Monetary policy is the management of money supply and interest rates by central banks to influence prices and employment. Monetary policy works through expansion or contraction of investment and consumption expenditure.
The Reserve Bank issues the Statement on Monetary Policy. This statement assesses current economic conditions and the prospects for inflation and output growth.
Uses of monetary policy
- Monetary policy cannot change long-term trend growth.
- There is no long-term tradeoff between growth and inflation. (High inflation can only hurt growth).
What monetary policy , at its best , can deliver is low and stable inflation, and thereby reduce the volatility of the business cycle.
When inflationary pressures build up:-
- raise the short-term interest rate (the policy rate)

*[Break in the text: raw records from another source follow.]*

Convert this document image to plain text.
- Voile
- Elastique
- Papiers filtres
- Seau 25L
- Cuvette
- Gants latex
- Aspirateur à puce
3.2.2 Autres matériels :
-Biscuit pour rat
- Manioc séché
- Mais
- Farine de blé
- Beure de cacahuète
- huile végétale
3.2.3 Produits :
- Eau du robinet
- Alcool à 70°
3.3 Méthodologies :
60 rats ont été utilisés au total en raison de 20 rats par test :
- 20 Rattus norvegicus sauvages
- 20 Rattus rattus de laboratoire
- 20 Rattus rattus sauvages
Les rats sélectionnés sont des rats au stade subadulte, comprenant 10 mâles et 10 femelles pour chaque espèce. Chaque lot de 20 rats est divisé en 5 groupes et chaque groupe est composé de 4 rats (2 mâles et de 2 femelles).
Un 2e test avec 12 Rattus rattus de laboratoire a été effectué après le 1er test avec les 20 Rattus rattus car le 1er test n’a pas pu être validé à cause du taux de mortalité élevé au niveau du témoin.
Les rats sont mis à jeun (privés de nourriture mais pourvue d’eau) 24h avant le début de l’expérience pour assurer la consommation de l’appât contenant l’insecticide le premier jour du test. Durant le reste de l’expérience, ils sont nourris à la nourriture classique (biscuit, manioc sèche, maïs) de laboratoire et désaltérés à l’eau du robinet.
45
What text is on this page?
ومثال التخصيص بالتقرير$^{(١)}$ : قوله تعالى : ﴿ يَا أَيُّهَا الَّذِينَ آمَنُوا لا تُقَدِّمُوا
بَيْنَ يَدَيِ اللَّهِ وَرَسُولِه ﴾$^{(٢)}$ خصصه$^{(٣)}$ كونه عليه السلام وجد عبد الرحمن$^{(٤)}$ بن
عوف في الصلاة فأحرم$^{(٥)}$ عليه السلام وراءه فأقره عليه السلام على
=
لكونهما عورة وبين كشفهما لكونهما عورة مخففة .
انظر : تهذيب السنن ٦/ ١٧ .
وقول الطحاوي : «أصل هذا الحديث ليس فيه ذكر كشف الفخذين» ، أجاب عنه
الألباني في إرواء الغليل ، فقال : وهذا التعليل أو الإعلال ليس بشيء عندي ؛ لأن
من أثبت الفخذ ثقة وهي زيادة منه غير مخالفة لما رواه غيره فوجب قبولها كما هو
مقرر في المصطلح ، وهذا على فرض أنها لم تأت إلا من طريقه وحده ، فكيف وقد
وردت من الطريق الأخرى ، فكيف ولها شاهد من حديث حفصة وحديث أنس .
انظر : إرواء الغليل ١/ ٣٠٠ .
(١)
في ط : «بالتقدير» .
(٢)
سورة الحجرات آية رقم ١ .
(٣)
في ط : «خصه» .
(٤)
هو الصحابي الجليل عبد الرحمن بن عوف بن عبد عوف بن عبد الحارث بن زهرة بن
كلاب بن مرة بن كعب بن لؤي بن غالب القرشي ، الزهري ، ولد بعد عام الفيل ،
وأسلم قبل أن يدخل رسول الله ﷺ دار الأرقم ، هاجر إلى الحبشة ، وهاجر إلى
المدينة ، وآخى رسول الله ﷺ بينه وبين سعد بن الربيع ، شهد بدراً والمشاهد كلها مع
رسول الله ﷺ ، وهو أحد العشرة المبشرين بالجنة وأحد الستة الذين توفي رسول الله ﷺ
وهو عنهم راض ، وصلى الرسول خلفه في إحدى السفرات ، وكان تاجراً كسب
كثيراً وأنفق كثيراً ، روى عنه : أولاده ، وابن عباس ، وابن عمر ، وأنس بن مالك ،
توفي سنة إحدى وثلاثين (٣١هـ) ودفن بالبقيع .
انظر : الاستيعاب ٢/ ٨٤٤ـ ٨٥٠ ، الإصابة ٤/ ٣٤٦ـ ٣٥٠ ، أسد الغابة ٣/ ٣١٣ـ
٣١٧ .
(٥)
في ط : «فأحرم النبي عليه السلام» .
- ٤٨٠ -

- which raises real rates across the economy
- which squeezes consumption and investment
Instruments of monetary policy in India
- Net loans to central government (i.e. open market operations)
- Net purchase of foreign currency assets
- Change in cash reserve ratio
- Changes in repo rate and reverse repo rate
- Bank rate
Contractionary monetary policy
- A rise in interest rates
- Individual loans more expensive
- Assets lose value. The wealth effect reduces spending.
- Firms can hold less inventories
- Borrowing for investment is more expensive
- Reduction in aggregate expenditure.
Expansionary monetary policy
- With a cut in interest rates, monetary policy is expansionary.
Thus it is observed that Monetary policy is used more as a stabilization device rather than as a development tool.